Biz de Bodrum'daki günlerimizde dostlarımızla bu mekanları gezmeye karar verdik.Bu  arada Amerika'dan tatile gelen küçük kızım ve arkadaşını da gezdirmekti amacımız.

 Bu mekan gezilerimiz sırasında rastladığımız fiatlar daha önce Basında okuduğumuz haberleri teyid eder nitelikte idi. Hele bu mekanlar adı duyulmuş clupler olunca fiatlar iyice uçuyordu.

 Bir şişe suyun 10 lira, bir sandöviçin 30 lira , bir şişe şarabın hem de adı fazla duyulmamış 100 liraya sunulduğu bu mekanlarda yemek yemek oldukça pahalıya mal oluyordu.

 Bu metaların mal oluş fiatının bu kadar yüksek olmayacağının ben de bilincindeyim. Bu olayın arz ve talep olayı ile de fazla ilgili olduğunu sanmıyorum.Ben bu fiat yüksekliğini mekan kira ve masraflarının ürünlere yansıması olarak değerlendirdim.

 Ta ki bu Sabah günlük gazetelerde okuduğum bir habere kadar.Bu gün okuduğum haberde Bodrum'da ünlü mekan işleticisi bir bey fiat yüksekliğinin sebebini açıklıyordu.

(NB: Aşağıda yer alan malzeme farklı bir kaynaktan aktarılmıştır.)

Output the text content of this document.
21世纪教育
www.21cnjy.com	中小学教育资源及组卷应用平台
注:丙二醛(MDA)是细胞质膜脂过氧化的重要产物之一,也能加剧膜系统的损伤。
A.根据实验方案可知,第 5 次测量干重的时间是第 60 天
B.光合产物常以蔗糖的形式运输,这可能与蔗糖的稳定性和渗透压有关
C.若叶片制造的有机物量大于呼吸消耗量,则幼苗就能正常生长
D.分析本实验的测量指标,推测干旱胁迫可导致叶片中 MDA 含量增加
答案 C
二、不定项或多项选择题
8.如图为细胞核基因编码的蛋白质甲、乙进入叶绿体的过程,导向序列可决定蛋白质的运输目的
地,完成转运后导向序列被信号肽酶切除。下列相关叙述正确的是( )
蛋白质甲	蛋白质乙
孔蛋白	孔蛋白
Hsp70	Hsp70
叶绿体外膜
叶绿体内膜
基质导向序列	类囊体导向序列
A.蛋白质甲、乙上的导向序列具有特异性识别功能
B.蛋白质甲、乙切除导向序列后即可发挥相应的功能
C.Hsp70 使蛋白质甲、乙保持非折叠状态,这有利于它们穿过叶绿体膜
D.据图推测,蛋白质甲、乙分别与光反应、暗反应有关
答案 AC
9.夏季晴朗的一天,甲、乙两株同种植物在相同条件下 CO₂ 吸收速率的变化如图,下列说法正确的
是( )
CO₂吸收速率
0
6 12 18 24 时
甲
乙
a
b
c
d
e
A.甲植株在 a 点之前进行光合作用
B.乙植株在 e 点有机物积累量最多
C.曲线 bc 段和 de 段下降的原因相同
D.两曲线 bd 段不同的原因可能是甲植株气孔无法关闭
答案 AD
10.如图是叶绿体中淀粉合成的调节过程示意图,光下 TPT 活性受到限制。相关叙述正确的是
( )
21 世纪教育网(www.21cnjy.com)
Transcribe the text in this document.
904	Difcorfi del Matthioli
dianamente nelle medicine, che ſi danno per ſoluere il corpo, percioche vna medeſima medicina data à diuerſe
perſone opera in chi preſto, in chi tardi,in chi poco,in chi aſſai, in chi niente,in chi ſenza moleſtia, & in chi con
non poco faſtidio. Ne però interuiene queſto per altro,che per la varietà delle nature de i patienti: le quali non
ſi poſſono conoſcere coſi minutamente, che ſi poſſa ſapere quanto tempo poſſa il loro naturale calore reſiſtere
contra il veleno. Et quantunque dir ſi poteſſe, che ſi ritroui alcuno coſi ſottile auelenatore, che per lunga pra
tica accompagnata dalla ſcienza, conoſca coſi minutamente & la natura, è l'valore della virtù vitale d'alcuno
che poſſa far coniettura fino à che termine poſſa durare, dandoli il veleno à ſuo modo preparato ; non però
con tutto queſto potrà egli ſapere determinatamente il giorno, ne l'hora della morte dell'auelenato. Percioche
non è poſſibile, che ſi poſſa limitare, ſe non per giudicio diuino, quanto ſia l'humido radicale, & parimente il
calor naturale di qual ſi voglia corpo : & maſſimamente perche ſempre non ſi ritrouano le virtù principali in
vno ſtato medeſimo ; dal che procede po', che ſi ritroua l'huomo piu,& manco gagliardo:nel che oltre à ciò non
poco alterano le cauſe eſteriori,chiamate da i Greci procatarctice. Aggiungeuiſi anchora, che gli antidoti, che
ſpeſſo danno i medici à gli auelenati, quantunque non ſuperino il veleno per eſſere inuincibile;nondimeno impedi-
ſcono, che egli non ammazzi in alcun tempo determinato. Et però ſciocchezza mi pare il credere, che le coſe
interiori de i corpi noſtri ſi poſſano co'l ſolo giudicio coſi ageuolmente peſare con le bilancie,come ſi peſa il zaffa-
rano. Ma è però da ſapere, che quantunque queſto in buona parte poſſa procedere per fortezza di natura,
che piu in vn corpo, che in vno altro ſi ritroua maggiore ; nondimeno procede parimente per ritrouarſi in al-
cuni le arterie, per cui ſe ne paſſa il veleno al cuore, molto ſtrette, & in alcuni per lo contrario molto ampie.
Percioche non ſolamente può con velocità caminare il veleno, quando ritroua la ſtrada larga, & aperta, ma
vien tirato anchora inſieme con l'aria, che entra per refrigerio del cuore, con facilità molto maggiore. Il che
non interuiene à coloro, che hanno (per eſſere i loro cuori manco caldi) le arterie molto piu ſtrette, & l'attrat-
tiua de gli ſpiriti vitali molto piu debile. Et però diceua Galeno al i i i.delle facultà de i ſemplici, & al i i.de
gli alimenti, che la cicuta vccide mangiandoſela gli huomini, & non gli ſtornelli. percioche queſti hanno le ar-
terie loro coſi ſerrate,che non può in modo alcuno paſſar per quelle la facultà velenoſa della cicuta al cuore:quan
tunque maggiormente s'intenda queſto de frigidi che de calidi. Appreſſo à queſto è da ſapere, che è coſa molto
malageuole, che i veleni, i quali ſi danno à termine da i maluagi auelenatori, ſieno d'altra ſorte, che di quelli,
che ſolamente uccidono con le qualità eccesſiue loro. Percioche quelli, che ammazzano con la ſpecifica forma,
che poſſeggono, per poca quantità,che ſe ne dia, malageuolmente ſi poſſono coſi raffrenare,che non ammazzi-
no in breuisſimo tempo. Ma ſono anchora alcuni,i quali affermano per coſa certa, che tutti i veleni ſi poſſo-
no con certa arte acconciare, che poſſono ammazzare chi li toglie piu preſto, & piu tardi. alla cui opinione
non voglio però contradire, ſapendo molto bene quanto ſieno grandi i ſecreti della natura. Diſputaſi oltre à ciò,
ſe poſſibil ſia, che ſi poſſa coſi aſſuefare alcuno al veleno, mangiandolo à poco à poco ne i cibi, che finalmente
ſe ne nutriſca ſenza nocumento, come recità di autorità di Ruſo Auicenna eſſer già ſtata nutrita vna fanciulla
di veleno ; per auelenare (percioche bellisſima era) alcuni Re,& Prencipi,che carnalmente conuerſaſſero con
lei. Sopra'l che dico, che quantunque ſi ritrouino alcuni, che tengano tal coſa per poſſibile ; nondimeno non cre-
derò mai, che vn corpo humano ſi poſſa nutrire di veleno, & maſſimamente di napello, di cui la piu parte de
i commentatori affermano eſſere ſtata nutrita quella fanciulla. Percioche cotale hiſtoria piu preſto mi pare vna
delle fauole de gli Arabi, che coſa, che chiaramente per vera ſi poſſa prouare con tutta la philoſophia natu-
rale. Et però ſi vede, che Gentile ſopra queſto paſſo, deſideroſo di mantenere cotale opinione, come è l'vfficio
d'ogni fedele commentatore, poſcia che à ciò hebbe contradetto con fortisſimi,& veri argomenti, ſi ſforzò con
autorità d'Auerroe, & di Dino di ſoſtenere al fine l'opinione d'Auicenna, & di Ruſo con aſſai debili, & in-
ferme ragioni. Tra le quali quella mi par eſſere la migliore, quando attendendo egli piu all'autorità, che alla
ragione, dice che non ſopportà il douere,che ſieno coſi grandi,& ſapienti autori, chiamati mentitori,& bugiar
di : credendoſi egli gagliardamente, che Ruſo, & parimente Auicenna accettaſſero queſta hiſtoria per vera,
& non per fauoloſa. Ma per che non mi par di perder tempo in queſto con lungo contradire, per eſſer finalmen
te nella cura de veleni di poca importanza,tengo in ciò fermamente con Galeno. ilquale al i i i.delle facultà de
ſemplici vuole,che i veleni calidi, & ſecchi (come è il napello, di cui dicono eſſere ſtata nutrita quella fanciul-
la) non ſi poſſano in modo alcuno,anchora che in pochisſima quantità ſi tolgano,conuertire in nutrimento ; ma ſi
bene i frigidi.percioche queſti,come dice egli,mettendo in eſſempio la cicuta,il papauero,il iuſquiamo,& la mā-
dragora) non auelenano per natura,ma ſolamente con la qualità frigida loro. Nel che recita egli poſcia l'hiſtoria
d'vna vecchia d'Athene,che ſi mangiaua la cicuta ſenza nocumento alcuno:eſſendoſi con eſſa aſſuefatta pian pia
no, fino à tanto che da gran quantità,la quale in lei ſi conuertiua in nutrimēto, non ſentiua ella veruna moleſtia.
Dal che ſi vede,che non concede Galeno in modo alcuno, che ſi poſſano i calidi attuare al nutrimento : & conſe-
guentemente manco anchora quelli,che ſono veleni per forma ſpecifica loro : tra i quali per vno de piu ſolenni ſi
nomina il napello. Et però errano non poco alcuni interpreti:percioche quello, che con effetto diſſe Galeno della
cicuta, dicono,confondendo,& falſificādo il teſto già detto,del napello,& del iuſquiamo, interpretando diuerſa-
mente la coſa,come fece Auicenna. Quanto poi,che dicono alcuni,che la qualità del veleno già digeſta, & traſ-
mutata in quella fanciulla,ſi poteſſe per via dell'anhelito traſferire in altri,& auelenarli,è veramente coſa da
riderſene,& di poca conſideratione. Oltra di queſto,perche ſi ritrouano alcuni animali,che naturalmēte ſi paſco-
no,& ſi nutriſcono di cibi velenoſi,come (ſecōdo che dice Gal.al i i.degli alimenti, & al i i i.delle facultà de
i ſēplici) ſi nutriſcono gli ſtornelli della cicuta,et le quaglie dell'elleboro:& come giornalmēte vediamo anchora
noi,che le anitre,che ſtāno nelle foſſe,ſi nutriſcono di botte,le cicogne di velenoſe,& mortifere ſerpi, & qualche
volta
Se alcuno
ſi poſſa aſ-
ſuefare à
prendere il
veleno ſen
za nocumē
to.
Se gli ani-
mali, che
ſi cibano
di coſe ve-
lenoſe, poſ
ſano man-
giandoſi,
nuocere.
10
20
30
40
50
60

Bir çayın 20 lira maliyeti olmayacağını ama 20 lira ödeyen bir kişinin bir çok kişinin yerine ödeme yaparak mekanın müşteri profilinin belli seviyenini altına inmesini engellediğini söylüyordu haberde.

 Bana ülkemiz toplumsal yapısında çok geçerli gelen bu açıklama belki Batı Ülkesi vatandaşlarına ters gelebilir.

 Yıllarca Paris'te yaşadım.Orta sınıfın çok eğitimli ve bilinçlı olduğu bu ülkede çocuklar daha çok küçük yaştan itibaren toplum içinde başkalarını rahatsız etmeden yaşamayı öğreniyorlar.

 Bu arada bu yazımı bir Deniz Otobüsü yolculuğunda yazıyorum. Yerimi düşüne taşına aldım ve ne yazık ki yolculuk başlayınca aslında koltıuk numarası o olmadığı halde boş olduğu için gelip arka sırama outran bir Arap ailenin çocuklarının gürültüsü ve yaramazlığı sebebiyle yerimi değiştirdim. Nasılsa deniz otobüsü boş ve yer değiştirme olanağım var.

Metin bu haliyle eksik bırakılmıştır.